The report is part of a project involving the Hurricane Katrina Community Advisory Group, a demographically representative sample of about 1,000 hurricane survivors who agreed to participate in surveys to monitor the region's mental health. The federally funded project will track the survivors, periodically interview them, and compare their responses with pre-Katrina statistics to determine how well they are coping. The data will be used to help mental health agencies prepare for and respond to future disasters. The initial results released yesterday came from surveys and interviews conducted between Jan. 19 and March 31.

Post-Katrina respondents were found to be significantly more likely to have some form of mental illness than respondents in a similar survey conducted from 2001 to 2003.

But the researchers found that, contrary to expectations given the overall state of mental health, the prevalence of suicidal thinking did not increase. That finding, they said, was largely explained by positive beliefs among the storm survivors -- most of whom said they had felt an increased sense of meaning and purpose in life, and had found an increased realization of their inner strengths.

Nearly 85 percent of respondents experienced a significant loss of money, income, or housing because of the storm, according to the survey. More than one-third said they experienced extreme physical adversity because of Katrina, and about 23 percent said they experienced extreme psychological stress.

Yet only 36 percent said their current living situation was worse than it was before the storm, and 53 percent said it was about the same as before the hurricane. The other 11 percent said their living situation is better.

When asked whether their lives were better, worse, or about the same as before, more than 60 percent of the respondents said it was the same.
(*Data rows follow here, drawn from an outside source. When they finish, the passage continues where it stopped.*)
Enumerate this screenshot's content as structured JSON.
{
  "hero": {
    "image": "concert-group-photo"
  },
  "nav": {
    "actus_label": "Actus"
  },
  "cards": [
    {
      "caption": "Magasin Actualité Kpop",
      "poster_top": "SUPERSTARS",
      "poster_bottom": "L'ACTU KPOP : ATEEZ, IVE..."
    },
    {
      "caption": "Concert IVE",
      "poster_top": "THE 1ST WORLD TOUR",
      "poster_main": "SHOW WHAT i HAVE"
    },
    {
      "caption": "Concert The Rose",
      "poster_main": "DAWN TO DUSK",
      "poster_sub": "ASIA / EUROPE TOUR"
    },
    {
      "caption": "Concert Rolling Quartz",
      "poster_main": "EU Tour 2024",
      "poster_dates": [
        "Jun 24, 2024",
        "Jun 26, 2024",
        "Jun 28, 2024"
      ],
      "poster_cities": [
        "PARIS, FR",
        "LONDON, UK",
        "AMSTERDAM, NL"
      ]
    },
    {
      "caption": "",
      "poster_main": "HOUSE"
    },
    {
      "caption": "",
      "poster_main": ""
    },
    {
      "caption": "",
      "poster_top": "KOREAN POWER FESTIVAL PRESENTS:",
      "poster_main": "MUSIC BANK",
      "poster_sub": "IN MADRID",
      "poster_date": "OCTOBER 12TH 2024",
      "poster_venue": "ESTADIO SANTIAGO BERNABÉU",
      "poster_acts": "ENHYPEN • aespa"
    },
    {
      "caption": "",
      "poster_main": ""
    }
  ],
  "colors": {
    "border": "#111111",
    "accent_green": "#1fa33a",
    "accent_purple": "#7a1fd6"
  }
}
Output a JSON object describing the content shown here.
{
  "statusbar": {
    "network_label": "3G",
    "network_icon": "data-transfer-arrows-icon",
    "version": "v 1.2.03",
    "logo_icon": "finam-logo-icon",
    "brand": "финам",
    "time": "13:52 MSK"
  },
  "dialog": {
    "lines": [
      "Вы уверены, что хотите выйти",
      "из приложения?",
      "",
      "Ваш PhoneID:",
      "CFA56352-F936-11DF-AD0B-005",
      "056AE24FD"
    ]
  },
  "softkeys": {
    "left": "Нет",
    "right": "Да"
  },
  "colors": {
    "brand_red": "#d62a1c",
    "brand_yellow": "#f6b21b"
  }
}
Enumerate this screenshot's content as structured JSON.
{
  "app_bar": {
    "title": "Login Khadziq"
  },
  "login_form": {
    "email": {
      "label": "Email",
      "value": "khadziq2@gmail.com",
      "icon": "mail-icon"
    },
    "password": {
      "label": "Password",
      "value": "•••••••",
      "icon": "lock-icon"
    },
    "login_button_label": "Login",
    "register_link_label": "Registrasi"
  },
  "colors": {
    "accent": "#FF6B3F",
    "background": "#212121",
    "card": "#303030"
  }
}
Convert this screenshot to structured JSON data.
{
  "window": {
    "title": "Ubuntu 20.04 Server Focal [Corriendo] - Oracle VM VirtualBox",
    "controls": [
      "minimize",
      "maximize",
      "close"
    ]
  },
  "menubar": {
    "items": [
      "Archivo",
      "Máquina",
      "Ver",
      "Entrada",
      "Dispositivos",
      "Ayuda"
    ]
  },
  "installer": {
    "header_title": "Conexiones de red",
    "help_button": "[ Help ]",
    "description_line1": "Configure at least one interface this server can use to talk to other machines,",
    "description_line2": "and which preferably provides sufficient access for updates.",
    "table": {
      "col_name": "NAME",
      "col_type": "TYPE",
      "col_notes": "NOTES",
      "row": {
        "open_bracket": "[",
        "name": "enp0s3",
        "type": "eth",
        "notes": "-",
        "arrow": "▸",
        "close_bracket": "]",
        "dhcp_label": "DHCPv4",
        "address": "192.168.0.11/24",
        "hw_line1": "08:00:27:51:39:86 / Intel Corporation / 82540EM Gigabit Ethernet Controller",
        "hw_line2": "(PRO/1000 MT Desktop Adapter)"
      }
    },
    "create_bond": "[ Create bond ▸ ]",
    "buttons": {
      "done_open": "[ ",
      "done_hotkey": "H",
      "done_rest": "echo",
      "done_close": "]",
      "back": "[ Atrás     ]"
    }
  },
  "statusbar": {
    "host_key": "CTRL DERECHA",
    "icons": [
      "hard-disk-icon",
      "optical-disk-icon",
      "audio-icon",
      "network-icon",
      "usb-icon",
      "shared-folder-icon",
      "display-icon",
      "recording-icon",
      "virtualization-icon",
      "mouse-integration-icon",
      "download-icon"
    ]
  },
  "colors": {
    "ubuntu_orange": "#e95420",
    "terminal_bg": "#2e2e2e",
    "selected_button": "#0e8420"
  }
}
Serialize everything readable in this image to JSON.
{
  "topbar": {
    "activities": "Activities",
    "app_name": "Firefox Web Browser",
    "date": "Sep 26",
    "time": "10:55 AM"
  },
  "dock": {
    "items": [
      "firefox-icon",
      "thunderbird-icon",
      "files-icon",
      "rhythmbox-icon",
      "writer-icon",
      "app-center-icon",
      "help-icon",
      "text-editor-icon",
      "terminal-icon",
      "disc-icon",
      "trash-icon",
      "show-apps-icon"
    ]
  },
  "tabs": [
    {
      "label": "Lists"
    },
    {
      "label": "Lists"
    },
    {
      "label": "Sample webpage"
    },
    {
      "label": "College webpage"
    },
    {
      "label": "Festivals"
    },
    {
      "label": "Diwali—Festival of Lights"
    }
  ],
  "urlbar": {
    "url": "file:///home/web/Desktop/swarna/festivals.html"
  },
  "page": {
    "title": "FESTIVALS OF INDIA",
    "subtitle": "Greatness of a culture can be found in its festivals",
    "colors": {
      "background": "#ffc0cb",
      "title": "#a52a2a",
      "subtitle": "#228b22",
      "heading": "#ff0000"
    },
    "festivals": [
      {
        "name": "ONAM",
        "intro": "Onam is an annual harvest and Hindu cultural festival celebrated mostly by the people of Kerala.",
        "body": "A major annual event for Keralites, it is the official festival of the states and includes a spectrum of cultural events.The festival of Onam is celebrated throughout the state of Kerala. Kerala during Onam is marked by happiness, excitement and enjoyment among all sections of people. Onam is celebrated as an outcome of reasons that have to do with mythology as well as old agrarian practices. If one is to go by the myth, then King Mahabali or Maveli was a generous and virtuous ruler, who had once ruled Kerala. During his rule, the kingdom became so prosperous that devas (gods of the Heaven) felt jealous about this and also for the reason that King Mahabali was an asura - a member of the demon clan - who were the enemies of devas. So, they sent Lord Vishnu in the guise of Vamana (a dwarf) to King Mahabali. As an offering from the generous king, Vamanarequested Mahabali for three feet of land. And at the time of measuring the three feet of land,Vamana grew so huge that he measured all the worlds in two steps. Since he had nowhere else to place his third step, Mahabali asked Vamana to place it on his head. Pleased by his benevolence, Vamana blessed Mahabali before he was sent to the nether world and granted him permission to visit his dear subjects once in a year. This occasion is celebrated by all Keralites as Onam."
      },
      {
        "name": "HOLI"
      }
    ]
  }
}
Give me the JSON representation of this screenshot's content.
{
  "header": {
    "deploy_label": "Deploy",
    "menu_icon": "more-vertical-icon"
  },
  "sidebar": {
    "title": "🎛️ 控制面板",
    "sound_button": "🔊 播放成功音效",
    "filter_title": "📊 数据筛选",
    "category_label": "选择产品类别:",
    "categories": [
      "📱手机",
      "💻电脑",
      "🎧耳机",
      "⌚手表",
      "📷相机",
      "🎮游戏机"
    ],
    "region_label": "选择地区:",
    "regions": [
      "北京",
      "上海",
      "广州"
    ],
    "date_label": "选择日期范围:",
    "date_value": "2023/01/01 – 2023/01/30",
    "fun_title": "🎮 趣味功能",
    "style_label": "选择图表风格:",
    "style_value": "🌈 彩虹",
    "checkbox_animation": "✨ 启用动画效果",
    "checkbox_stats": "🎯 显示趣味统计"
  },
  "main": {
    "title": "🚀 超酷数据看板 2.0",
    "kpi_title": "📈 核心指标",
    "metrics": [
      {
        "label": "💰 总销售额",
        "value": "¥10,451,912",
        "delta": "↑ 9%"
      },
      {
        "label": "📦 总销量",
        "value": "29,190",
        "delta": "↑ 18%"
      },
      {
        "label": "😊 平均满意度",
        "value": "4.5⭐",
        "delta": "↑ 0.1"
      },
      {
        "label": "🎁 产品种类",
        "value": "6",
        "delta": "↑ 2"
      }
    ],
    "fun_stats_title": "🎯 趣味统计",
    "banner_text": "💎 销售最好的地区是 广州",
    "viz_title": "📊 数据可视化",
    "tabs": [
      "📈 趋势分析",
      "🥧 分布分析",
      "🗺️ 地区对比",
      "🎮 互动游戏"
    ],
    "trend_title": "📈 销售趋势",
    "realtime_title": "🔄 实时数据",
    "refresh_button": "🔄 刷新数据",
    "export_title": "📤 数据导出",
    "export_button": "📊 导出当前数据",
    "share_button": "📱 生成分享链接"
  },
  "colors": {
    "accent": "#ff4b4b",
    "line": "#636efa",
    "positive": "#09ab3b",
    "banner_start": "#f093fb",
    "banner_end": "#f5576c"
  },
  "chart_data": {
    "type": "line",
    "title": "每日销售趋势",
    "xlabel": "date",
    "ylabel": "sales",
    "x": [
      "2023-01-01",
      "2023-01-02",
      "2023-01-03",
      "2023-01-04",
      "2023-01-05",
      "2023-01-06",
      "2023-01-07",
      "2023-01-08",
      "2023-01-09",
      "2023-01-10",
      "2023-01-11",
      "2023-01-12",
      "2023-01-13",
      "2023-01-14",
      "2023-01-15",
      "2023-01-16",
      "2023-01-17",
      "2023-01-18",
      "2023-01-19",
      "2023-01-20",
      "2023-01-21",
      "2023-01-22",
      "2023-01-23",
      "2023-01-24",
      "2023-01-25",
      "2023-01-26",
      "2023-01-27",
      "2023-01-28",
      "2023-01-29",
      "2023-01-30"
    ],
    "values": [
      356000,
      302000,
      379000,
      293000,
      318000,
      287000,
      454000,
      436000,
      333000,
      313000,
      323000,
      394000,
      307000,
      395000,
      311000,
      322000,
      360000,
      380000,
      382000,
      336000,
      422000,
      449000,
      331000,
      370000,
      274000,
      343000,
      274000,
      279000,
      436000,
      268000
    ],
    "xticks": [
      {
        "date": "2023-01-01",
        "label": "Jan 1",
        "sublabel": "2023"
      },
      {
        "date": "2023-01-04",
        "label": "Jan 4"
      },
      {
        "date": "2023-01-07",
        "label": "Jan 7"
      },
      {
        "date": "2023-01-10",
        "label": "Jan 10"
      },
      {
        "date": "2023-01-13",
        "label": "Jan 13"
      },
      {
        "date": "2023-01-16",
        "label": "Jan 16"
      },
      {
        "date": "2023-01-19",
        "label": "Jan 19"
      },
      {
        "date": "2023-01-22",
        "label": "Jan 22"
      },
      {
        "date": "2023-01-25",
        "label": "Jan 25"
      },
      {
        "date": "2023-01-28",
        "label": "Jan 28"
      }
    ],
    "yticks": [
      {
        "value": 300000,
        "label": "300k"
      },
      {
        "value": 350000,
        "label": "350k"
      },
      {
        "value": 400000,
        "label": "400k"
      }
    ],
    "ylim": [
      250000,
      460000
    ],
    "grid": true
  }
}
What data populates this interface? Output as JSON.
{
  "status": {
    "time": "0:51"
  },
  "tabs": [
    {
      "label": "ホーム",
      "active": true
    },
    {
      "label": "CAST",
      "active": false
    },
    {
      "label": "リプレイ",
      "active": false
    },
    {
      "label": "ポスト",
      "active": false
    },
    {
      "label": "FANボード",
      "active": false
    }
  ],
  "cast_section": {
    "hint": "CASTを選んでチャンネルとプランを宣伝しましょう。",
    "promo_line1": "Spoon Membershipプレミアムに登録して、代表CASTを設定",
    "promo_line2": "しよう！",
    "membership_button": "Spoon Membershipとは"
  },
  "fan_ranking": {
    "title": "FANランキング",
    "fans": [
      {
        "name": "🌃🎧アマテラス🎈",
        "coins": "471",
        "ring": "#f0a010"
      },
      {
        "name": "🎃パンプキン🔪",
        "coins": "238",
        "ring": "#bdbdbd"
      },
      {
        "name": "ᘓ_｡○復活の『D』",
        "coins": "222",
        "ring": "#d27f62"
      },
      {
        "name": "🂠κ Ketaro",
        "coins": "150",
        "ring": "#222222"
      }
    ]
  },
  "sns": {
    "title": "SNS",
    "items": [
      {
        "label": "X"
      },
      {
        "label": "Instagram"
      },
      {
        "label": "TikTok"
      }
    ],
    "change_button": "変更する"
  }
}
Only about 25 percent said their lives were worse, and about 14 percent said their lives are better.

``There's this inner core of [survivors'] willingness to pull themselves up by their bootstraps," Kessler said. ``There's a lot of hope for the future."

But the region is still in the midst of an ``ongoing crisis," Kessler said, one that could dramatically affect those survey results over the long term.

He said he would not be surprised if the rate of mental health problems -- and the number of suicides -- spikes in coming days, around the one-year anniversary of the hurricane. ``There's a lot of adversity . . . a lot of problems that still exist," Kessler said.